Metals and semi-metals in the hydrosphere
This chapter describes the nature, occurrence, and behaviour of dissolved metals and semi-metals found in various aquatic systems and their influence within the environment. It discusses the types of metals and semi-metals that occur in water and explains how various classification schemes are used to explain the complexation behaviour of metals, including an environmental classification. It also examines how chemical speciation influences the bioavailability of metals and semi-metals. The chapter discusses the elements calcium, copper, and mercury as examples for understanding the environmental chemical behaviour of different classes of metals. It mentions the arsenic contamination of surface and groundwater that occurs in many other countries.

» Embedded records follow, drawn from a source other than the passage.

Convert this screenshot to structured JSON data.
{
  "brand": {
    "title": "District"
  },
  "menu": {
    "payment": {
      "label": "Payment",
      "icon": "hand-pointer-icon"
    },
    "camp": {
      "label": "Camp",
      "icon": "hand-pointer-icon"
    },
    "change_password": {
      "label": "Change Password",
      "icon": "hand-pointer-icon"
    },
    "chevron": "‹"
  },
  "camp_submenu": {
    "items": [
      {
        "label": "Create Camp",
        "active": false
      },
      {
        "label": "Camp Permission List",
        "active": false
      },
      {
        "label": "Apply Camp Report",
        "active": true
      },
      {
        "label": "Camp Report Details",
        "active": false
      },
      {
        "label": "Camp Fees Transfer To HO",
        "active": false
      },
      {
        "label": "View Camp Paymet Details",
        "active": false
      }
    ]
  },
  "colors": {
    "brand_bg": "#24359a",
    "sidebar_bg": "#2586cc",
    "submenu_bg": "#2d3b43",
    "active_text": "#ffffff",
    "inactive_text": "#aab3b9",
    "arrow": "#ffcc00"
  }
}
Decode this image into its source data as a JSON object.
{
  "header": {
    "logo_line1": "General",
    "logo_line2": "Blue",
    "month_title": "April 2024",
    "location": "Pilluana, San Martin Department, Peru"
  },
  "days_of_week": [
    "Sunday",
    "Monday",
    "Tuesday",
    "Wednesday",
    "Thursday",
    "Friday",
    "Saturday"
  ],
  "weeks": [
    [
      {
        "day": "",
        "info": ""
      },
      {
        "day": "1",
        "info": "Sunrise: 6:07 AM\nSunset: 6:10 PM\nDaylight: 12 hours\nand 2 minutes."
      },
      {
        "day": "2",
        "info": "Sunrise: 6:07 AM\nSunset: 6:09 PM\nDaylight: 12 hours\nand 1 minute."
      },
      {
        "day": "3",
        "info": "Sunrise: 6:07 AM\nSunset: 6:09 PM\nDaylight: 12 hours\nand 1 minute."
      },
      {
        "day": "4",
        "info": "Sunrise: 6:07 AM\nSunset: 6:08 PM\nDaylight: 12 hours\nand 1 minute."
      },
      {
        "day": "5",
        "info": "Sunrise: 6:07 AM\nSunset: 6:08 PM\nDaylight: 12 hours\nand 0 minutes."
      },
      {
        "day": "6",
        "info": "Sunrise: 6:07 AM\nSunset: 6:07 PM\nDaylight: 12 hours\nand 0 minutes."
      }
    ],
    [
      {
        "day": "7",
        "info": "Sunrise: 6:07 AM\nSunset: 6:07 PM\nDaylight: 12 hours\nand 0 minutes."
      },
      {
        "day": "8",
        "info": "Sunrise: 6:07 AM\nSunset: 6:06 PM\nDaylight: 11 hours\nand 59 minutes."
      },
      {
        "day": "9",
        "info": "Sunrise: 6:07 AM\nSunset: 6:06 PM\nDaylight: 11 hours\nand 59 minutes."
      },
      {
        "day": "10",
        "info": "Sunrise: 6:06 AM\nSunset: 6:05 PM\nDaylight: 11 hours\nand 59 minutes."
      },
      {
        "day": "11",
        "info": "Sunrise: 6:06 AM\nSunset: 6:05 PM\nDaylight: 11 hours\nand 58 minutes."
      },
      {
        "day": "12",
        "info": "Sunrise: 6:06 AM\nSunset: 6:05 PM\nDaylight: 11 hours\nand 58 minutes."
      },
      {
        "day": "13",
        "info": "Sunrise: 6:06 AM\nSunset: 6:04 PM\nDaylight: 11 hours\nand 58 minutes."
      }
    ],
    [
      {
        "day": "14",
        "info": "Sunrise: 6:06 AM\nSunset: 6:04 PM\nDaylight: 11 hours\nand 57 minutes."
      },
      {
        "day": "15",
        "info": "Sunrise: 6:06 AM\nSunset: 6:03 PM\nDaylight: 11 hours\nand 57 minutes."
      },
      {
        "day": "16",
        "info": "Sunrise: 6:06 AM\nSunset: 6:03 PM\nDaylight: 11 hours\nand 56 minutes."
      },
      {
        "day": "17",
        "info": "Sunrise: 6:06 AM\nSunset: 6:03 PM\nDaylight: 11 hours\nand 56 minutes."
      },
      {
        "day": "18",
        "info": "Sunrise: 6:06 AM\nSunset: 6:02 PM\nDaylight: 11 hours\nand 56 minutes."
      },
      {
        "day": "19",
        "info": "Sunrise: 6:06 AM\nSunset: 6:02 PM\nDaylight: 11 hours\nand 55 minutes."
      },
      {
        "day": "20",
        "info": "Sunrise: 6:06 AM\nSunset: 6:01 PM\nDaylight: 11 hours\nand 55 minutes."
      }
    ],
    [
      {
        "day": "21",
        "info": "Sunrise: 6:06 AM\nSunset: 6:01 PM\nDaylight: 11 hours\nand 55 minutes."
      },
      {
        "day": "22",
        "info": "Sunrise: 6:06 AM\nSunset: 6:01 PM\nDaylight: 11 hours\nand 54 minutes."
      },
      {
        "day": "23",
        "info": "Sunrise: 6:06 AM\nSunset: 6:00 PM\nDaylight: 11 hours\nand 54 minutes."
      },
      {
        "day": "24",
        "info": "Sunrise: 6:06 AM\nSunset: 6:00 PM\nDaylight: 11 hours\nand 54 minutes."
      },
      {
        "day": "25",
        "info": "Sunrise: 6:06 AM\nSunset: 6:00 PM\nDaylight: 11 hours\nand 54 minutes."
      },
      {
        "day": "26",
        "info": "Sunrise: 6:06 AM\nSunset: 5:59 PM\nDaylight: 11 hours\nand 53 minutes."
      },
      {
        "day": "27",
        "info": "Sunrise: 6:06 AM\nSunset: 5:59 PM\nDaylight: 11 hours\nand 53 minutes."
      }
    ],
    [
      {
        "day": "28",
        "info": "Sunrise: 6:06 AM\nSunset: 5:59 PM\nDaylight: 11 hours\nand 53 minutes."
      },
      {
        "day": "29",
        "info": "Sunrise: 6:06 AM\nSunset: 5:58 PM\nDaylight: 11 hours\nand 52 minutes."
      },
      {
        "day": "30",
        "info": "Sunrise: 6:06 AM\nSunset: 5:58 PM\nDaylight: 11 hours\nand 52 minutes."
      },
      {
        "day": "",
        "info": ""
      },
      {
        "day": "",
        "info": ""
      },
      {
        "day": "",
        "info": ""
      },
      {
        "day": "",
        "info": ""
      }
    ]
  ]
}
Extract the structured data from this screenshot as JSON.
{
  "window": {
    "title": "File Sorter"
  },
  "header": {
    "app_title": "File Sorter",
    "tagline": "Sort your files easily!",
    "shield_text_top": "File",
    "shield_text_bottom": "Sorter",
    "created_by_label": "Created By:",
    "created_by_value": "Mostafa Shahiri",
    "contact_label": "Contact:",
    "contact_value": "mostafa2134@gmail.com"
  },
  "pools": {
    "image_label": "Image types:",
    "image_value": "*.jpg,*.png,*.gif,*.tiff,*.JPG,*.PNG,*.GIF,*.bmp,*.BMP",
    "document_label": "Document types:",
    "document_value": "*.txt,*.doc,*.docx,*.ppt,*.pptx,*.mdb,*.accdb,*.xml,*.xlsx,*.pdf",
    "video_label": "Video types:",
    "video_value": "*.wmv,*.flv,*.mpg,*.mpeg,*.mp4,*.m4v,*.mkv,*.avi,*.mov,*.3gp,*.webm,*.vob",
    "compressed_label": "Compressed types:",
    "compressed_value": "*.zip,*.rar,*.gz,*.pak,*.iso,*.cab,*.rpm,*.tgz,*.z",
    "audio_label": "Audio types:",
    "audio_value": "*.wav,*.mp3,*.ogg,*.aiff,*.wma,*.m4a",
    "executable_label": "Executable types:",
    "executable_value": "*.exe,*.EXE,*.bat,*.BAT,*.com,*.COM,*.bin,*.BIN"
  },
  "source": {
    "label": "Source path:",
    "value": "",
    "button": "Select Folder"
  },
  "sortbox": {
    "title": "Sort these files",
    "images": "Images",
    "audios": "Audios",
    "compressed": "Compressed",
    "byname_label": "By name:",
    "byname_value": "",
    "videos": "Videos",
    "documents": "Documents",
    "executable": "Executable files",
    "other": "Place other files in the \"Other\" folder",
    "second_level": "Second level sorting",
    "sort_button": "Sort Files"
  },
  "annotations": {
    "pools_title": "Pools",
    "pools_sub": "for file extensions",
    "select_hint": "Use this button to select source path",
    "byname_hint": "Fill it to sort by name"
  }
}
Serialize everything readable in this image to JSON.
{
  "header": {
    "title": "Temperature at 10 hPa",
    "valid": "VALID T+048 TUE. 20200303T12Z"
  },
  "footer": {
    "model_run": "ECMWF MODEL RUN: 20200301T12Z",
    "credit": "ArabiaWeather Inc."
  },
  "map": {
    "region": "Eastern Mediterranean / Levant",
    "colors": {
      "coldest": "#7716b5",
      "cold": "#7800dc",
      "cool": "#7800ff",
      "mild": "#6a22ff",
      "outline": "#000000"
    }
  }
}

This chapter highlights the role that microorganisms play in facilitating environmental processes. It considers their role in organic matter degradation processes in terms of their energy relationships. It discusses the important environmental cycles of carbon, nitrogen, and sulfur and looks at the classification systems and properties of microorganisms. It also clarifies that abiotic reactions occur through purely physical or chemical means that can take place in a completely sterile environment while biotic reactions have a biological component. The chapter points out that the biological component of biotic reactions typically involves microorganisms. Biota classified as microorganisms are often very small, with dimensions frequently in the micrometre size range. The chapter highlights that microorganisms, despite their small size, play an essential role in facilitating many chemical reactions that occur in the natural environment, such as the process through which ammonium ion is converted to nitrate in water or soil.